16. 529 Savings Accounts: These qualified tuition plans aren’t taxed but could previously only be used towards college expenses. Now annually $10,000 can be distributed to cover the cost of sending a child to a Public, Private or Religious elementary or secondary school.
17. Deficit: The net number crunched by the nonpartisan Joint Committee on Taxation estimate that the Tax Reform will likely increase deficits by $1.46 trillion over the next decade.

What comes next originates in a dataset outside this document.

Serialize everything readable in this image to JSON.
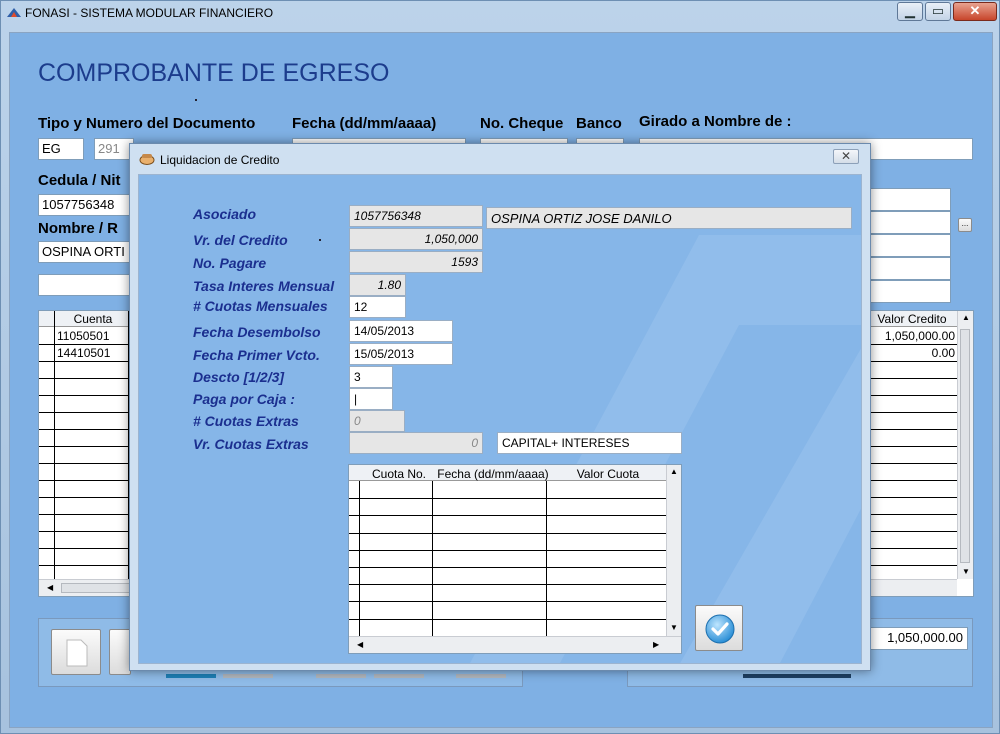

18. Corporate Tax: Their rate is coming down to 21% from the previous 35%. The alternative minimum tax for corporations has been thrown out as well.
19. Tax Preparation Deduction: The deduction for having your taxes prepared by a professional or for accounting software has been eliminated.
20. Fewer Local Accountants: The increase of Standard Deductions will likely result in more people preparing their own personal tax returns.
On the campaign trail Trump has said “I want to put H&R Block out of business”. Over time there will likely be less local professional accountants along with their advice, the community will likely suffer from this loss.